M. le président : ... Nous nous sommes arrêtés hier aux dispositions additionnelles proposées après l’article 35 qui a été voté.
    Le premier est de M. Rudelle qui est ainsi conçu :
    « Les jeunes gens qui, antérieurement à la promulgation de la présente loi, auront, à titre d’élèves ecclésiastiques, été envoyés en congé dans leurs foyers après un an de présence sous les drapeaux, seront définitivement dispensés de tout service dans l’armée à la condition de justifier qu’à l’âge de vingt-six ans ils remplissaient l’emploi de ministre d’un culte rétribué par une association déclarée constituée conformément aux dispositions des articles 16 et suivants. »

M. Rudelle :  J’ai considéré que la disposition additionnelle ... était absolument indispensable pour régler une situation inextricable puisque, par suite de la substitution de la loi de 1905 sur le recrutement à la loi de 1889 et par suite de la séparation des Églises et de l’État, toute une catégorie de citoyens qui avaient été appelés à contribuer au service militaire, par suite d’un véritable contrat dans des conditions spéciales, allaient se trouver désormais dans une situation indéterminée. La commission l’a du reste compris ..... [puisque] la rédaction que j’ai proposée était acceptée et allait figurer dans la loi comme article 35 bis.

M. Aristide Briand, rapporteur : .... Nous demandons seulement à la Chambre et à M. Rudelle ... de vouloir bien accepter le texte dont je vais donner lecture à la Chambre :
    « Les jeunes gens, qui ont obtenu à titre d'élèves ecclésiastiques la dispense prévue par l'article 23 de la loi du 15 juillet 1889, continueront à en bénéficier conformément à l'article 99 de la loi du 21 mars 1905, à la condition qu'à l'âge de vingt-six ans ils soient pourvus d'un emploi de ministre du culte rétribué par une association cultuelle et sous réserve des justifications qui seront fixées par un règlement d'administration publique. »
(La disposition additionnelle mise aux voix est adoptée)
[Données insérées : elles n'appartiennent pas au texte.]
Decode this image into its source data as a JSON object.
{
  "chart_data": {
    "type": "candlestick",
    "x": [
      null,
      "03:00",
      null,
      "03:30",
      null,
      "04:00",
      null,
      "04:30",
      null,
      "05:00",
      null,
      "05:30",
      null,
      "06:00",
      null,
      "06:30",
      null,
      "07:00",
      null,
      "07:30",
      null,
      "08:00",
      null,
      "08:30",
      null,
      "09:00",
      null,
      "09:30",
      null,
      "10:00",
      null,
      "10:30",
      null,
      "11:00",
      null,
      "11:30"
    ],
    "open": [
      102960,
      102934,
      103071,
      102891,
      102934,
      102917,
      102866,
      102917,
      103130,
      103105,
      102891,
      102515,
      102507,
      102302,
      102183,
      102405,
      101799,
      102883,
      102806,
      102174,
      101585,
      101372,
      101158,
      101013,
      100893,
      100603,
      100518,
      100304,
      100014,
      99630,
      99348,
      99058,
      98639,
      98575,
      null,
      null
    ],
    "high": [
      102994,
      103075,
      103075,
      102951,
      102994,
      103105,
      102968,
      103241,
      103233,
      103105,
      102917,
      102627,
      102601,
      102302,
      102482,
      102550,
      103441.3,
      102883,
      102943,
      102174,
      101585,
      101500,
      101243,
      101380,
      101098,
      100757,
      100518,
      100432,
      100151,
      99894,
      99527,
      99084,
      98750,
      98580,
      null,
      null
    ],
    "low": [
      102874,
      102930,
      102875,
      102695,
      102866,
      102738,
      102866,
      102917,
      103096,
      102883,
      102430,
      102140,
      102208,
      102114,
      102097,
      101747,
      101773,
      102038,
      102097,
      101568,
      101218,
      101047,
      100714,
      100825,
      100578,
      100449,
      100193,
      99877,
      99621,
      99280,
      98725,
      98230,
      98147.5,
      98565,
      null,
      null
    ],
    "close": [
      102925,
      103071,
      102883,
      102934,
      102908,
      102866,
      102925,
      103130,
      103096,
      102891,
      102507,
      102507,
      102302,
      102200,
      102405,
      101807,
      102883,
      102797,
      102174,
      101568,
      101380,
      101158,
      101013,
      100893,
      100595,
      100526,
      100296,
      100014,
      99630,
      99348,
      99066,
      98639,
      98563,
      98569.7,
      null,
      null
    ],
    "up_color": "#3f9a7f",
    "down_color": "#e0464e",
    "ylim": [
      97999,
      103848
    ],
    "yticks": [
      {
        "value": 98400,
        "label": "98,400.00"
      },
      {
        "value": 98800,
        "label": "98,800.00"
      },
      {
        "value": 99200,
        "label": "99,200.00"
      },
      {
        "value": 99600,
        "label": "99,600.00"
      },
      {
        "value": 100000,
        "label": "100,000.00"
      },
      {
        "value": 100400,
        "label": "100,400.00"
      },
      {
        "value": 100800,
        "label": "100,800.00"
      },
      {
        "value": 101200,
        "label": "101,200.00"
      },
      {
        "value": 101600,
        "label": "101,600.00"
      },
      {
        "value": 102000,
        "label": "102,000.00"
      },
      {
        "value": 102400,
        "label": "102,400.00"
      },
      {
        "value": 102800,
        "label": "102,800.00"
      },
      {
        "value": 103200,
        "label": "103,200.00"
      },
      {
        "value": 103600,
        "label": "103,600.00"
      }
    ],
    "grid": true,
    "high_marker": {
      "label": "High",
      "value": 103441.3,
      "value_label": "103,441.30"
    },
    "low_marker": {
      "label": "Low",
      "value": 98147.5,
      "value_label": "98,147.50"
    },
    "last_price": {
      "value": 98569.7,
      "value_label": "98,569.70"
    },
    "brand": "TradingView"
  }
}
M. le président : Il y a deux autres dispositions additionnelles, qui se confondent, l’une de M. César Trouin, et l’autre de M. Albin Rozel, relatives toutes deux à l’application de la loi à l’Algérie.
.....
    Je mets aux voix le texte proposé par M. le rapporteur, et qui est ainsi conçu :
    « Des règlements d'administration publique détermineront les conditions dans lesquelles la présente loi sera applicable en Algérie et aux colonies. »
    Ce texte donne également satisfaction à un amendement de MM. Clément, Gerville-Réache et Ursleur .....
(La disposition, mise aux voix, est adopté.)
    Cette disposition deviendra l’article 35 ter.
    Une autre disposition additionnelle présentée par M. Dubuisson, est libellée en ces termes:
    « La présente loi ne pourra recevoir aucune application avant le 1er janvier 1907. (Exclamations à droite. )

M. Dubuisson : .... C’est pour permettre à nos successeurs d’examiner s’il ne conviendrait pas d’abroger cette loi avant son application. ....
    Le texte de la loi sera connu, chacun aura pu peser les avantages et les inconvénients et les électeurs sauront à l’occasion du renouvellement de la Chambre faire connaître leur volonté . (Applaudissements au centre et à droite)
(L’amendement, mis aux voix, n’est pas adopté.)
....
M. le président : Nous passons à [la disposition additionnelle] de M. Albert-Le-Roy, qui est ainsi conçue:
    « Les ministres des cultes sont inéligibles dans la circonscription ecclésiastique où ils exercent leurs fonctions .» (Exclamations à droite.)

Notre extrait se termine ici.